Through the use of technology, of course, something also emerges aesthetically. For example, there is a piece of work in which adaptive algorithms decide what is saved from a performance – so there is a third party choosing what to remember in addition to the audience and performers. This could change the nature of live art. In particular, we're interested in how technology enhances imagination. How are bots used? How are communication situations created where it is impossible to decide whether the communicators present are an audience, performers or bots? There are interesting works that create role-playing situations in which distrust develops: who am I actually talking to? In the process, one also discovers how bot-like one's own communication is and how easy it is to reproduce certain structures.
Speaking of artistic development: has Neustart Kultur funding primarily helped artists? Or has it also enabled artistic innovations that were not possible previously?
The funding was extremely important, I believe, in order to protect people. We must not forget that many people in the independent scene work under precarious conditions and are not in a position to save up a large fortune. Once it became clear to those who received funding that the money was available and that they could use it to keep their heads above water for a while, people became more relaxed and therefore more curious about the situation. They got involved in a playful and exploratory way.
Is there a paradigm shift within the live arts because of corona?
We don't know yet. Our study is not yet far enough along to say. What is already apparent is that certain developments that were already occurring before the corona crisis have now accelerated. For example, I think we will have a much broader concept of script in ten years. For decades it's been moving away from the literary dramatic text towards a more material focused type of text. In addition, there is currently the writing of code, that is, text that is read and executed by machines. I think that these dimensions of text will become more closely intertwined in the future and will shape the aesthetics of the live arts. We will also have a much more ecological understanding of them.
In what way?
We will no longer be able to think of the place where live arts take place as an "empty space", be it institutional or imaginary, that has been emptied for the purpose of possibility. It will now be a milieu, a space in which something, or things, already live – together. The artistic action, the aesthetic form will find its way into it, in the infrastructural, technical, aesthetic sense. What constitutes artistic form can no longer be answered independently of ecological questions.

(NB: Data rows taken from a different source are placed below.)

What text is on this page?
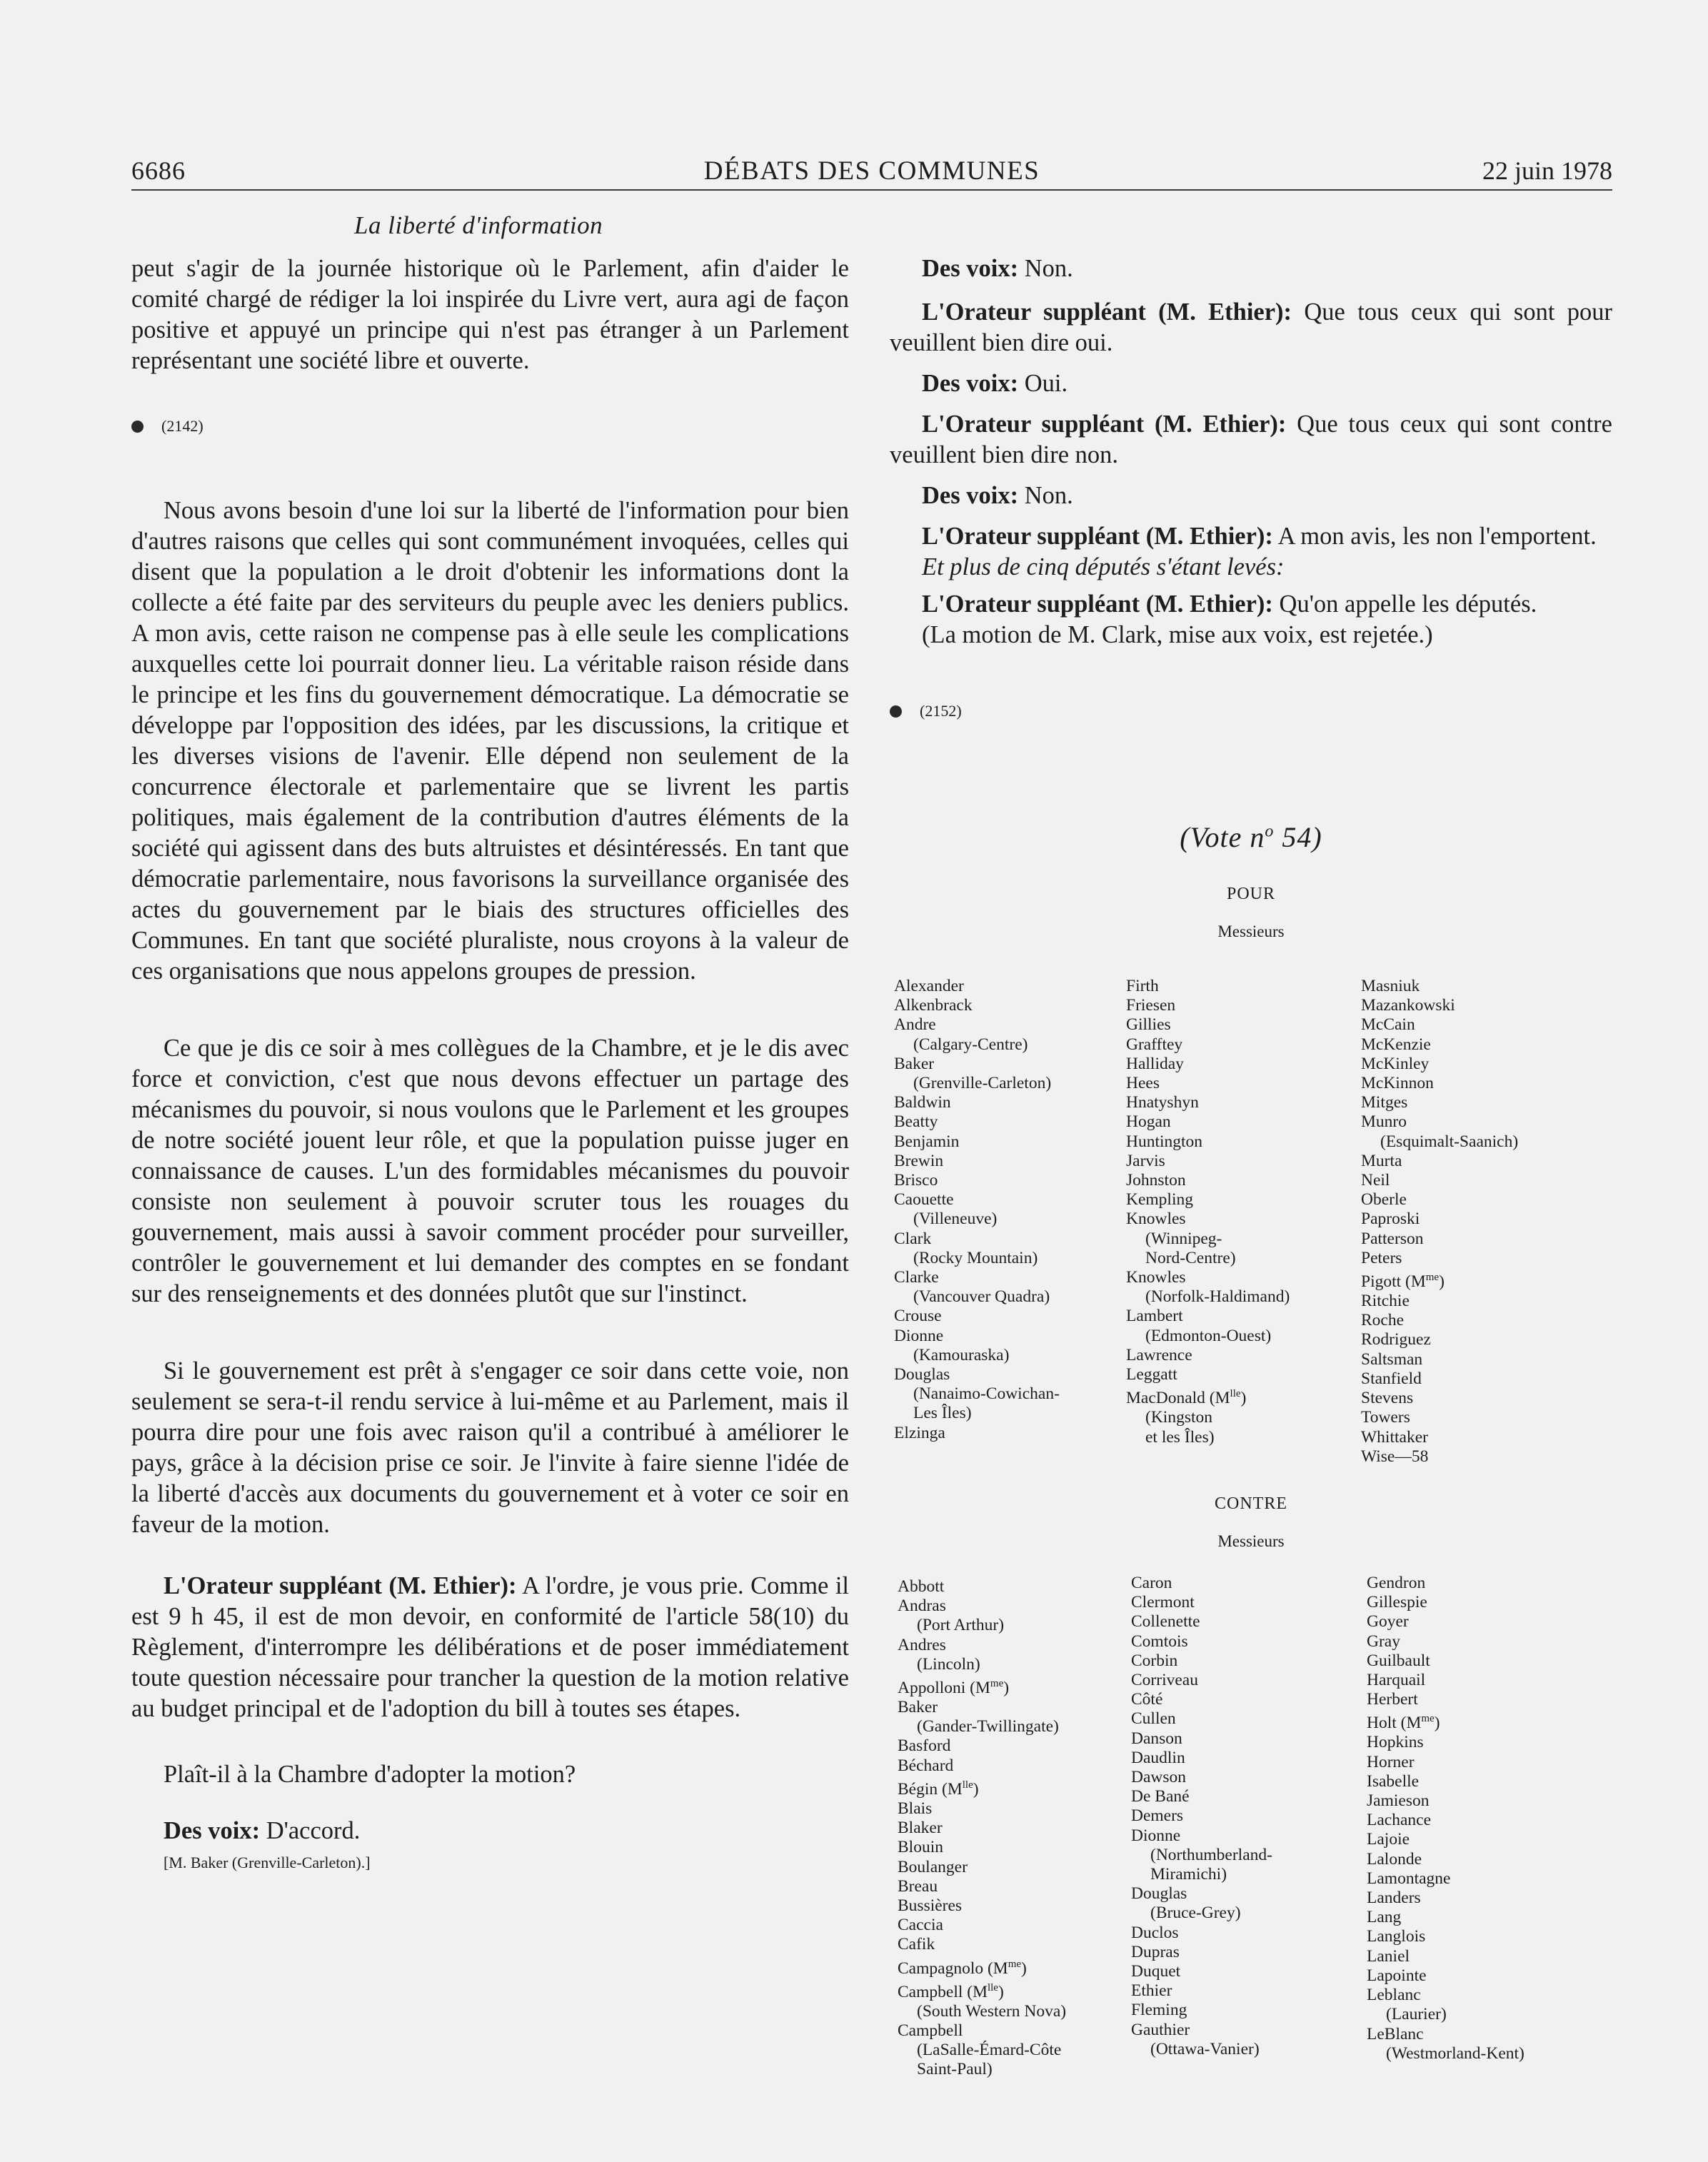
6686	DÉBATS DES COMMUNES	22 juin 1978
La liberté d'information

peut s'agir de la journée historique où le Parlement, afin d'aider le comité chargé de rédiger la loi inspirée du Livre vert, aura agi de façon positive et appuyé un principe qui n'est pas étranger à un Parlement représentant une société libre et ouverte.

(2142)

Nous avons besoin d'une loi sur la liberté de l'information pour bien d'autres raisons que celles qui sont communément invoquées, celles qui disent que la population a le droit d'obtenir les informations dont la collecte a été faite par des serviteurs du peuple avec les deniers publics. A mon avis, cette raison ne compense pas à elle seule les complications auxquelles cette loi pourrait donner lieu. La véritable raison réside dans le principe et les fins du gouvernement démocratique. La démocratie se développe par l'opposition des idées, par les discussions, la critique et les diverses visions de l'avenir. Elle dépend non seulement de la concurrence électorale et parlementaire que se livrent les partis politiques, mais également de la contribution d'autres éléments de la société qui agissent dans des buts altruistes et désintéressés. En tant que démocratie parlementaire, nous favorisons la surveillance organisée des actes du gouvernement par le biais des structures officielles des Communes. En tant que société pluraliste, nous croyons à la valeur de ces organisations que nous appelons groupes de pression.

Ce que je dis ce soir à mes collègues de la Chambre, et je le dis avec force et conviction, c'est que nous devons effectuer un partage des mécanismes du pouvoir, si nous voulons que le Parlement et les groupes de notre société jouent leur rôle, et que la population puisse juger en connaissance de causes. L'un des formidables mécanismes du pouvoir consiste non seulement à pouvoir scruter tous les rouages du gouvernement, mais aussi à savoir comment procéder pour surveiller, contrôler le gouvernement et lui demander des comptes en se fondant sur des renseignements et des données plutôt que sur l'instinct.

Si le gouvernement est prêt à s'engager ce soir dans cette voie, non seulement se sera-t-il rendu service à lui-même et au Parlement, mais il pourra dire pour une fois avec raison qu'il a contribué à améliorer le pays, grâce à la décision prise ce soir. Je l'invite à faire sienne l'idée de la liberté d'accès aux documents du gouvernement et à voter ce soir en faveur de la motion.

L'Orateur suppléant (M. Ethier): A l'ordre, je vous prie. Comme il est 9 h 45, il est de mon devoir, en conformité de l'article 58(10) du Règlement, d'interrompre les délibérations et de poser immédiatement toute question nécessaire pour trancher la question de la motion relative au budget principal et de l'adoption du bill à toutes ses étapes.

Plaît-il à la Chambre d'adopter la motion?

Des voix: D'accord.

[M. Baker (Grenville-Carleton).]

Des voix: Non.

L'Orateur suppléant (M. Ethier): Que tous ceux qui sont pour veuillent bien dire oui.

Des voix: Oui.

L'Orateur suppléant (M. Ethier): Que tous ceux qui sont contre veuillent bien dire non.

Des voix: Non.

L'Orateur suppléant (M. Ethier): A mon avis, les non l'emportent.

Et plus de cinq députés s'étant levés:

L'Orateur suppléant (M. Ethier): Qu'on appelle les députés.

(La motion de M. Clark, mise aux voix, est rejetée.)

(2152)
(Vote $n^o$ 54)
POUR
Messieurs
Alexander
Alkenbrack
Andre
(Calgary-Centre)
Baker
(Grenville-Carleton)
Baldwin
Beatty
Benjamin
Brewin
Brisco
Caouette
(Villeneuve)
Clark
(Rocky Mountain)
Clarke
(Vancouver Quadra)
Crouse
Dionne
(Kamouraska)
Douglas
(Nanaimo-Cowichan-
Les Îles)
Elzinga
Firth
Friesen
Gillies
Grafftey
Halliday
Hees
Hnatyshyn
Hogan
Huntington
Jarvis
Johnston
Kempling
Knowles
(Winnipeg-
Nord-Centre)
Knowles
(Norfolk-Haldimand)
Lambert
(Edmonton-Ouest)
Lawrence
Leggatt
MacDonald $(M^{lle})$
(Kingston
et les Îles)
Masniuk
Mazankowski
McCain
McKenzie
McKinley
McKinnon
Mitges
Munro
(Esquimalt-Saanich)
Murta
Neil
Oberle
Paproski
Patterson
Peters
Pigott $(M^{me})$
Ritchie
Roche
Rodriguez
Saltsman
Stanfield
Stevens
Towers
Whittaker
Wise—58
CONTRE
Messieurs
Abbott
Andras
(Port Arthur)
Andres
(Lincoln)
Appolloni $(M^{me})$
Baker
(Gander-Twillingate)
Basford
Béchard
Bégin $(M^{lle})$
Blais
Blaker
Blouin
Boulanger
Breau
Bussières
Caccia
Cafik
Campagnolo $(M^{me})$
Campbell $(M^{lle})$
(South Western Nova)
Campbell
(LaSalle-Émard-Côte
Saint-Paul)
Caron
Clermont
Collenette
Comtois
Corbin
Corriveau
Côté
Cullen
Danson
Daudlin
Dawson
De Bané
Demers
Dionne
(Northumberland-
Miramichi)
Douglas
(Bruce-Grey)
Duclos
Dupras
Duquet
Ethier
Fleming
Gauthier
(Ottawa-Vanier)
Gendron
Gillespie
Goyer
Gray
Guilbault
Harquail
Herbert
Holt $(M^{me})$
Hopkins
Horner
Isabelle
Jamieson
Lachance
Lajoie
Lalonde
Lamontagne
Landers
Lang
Langlois
Laniel
Lapointe
Leblanc
(Laurier)
LeBlanc
(Westmorland-Kent)
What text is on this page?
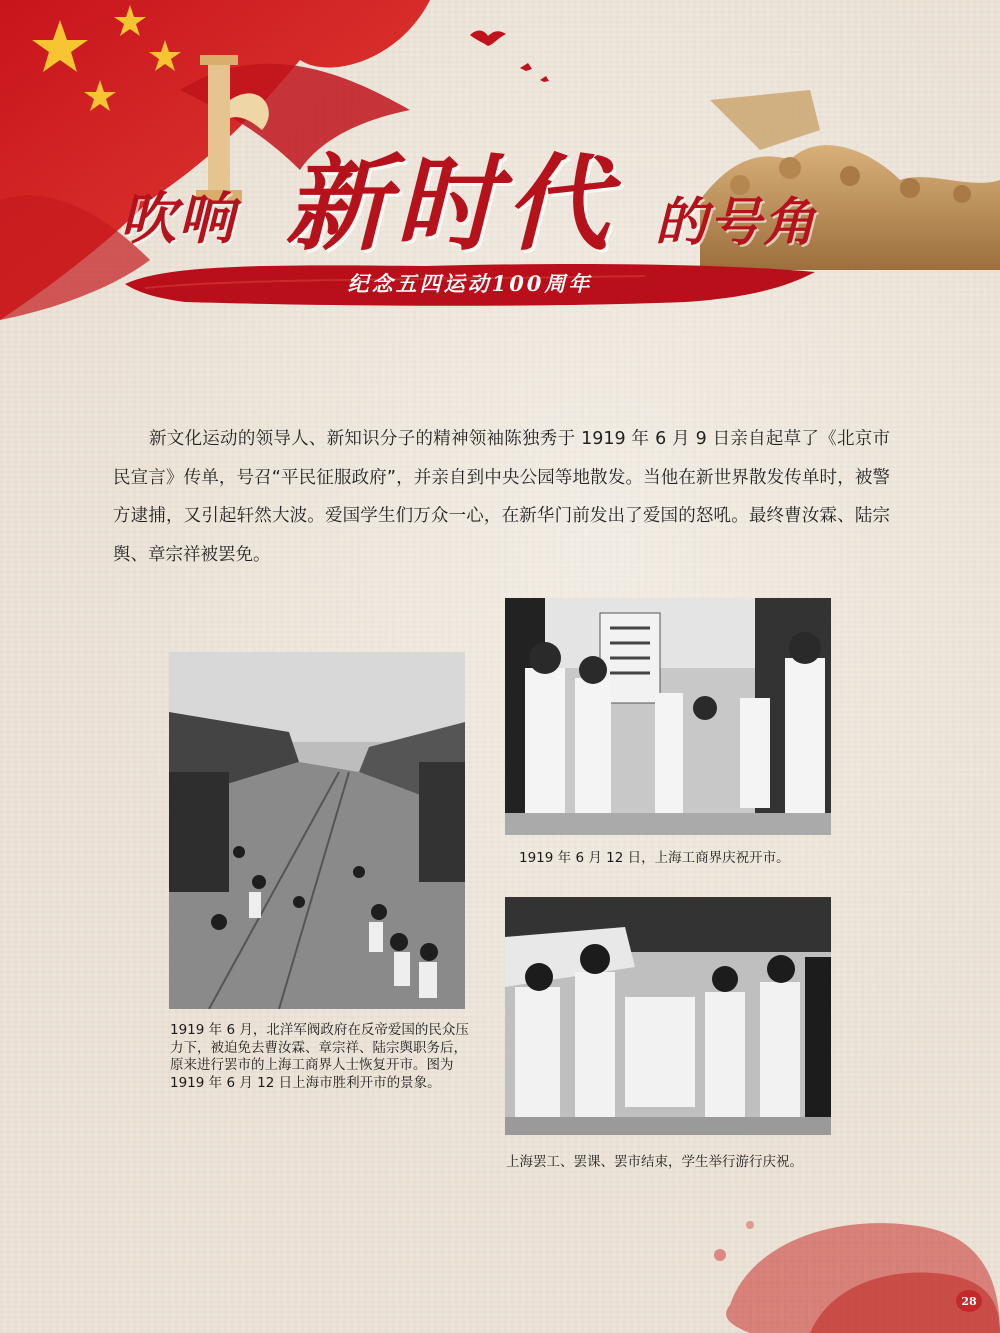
吹响 新时代 的号角
纪念五四运动100周年

新文化运动的领导人、新知识分子的精神领袖陈独秀于 1919 年 6 月 9 日亲自起草了《北京市民宣言》传单，号召“平民征服政府”，并亲自到中央公园等地散发。当他在新世界散发传单时，被警方逮捕，又引起轩然大波。爱国学生们万众一心，在新华门前发出了爱国的怒吼。最终曹汝霖、陆宗舆、章宗祥被罢免。

1919 年 6 月，北洋军阀政府在反帝爱国的民众压力下，被迫免去曹汝霖、章宗祥、陆宗舆职务后，原来进行罢市的上海工商界人士恢复开市。图为 1919 年 6 月 12 日上海市胜利开市的景象。

1919 年 6 月 12 日，上海工商界庆祝开市。

上海罢工、罢课、罢市结束，学生举行游行庆祝。

28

Do you have the impression that you can really change something with the study, for example, by using it to exert political pressure?
For me it was a motivation to participate in the study to know that something is being done here for the independent scene that can have a lasting effect and improve the situation. I already have the impression that there are opportunities to propose new funding formats. You can change the structures in such a way that, on the one hand, more artistic quality can emerge and, on the other, less anticipatory obedience. You have to create situations that encourage people to be less obedient.
The application process is currently very sluggish, and the live arts are often very politically timid. I could imagine, for example, as a counterbalance to long-term funding, funding for short-term interventions, without a long application procedure, where a risk is taken by selecting people you trust to react intuitively to an ongoing situation. Then you simply give them a certain amount of money and see what they do with it. I'm not a cultural politician. But I believe that there is a realistic chance to improve artists’ working conditions. At least while there is still no unconditional basic income. Because that would be the real goal: to be able to live in a situation where you don't have to worry about not being able to pay the rent tomorrow.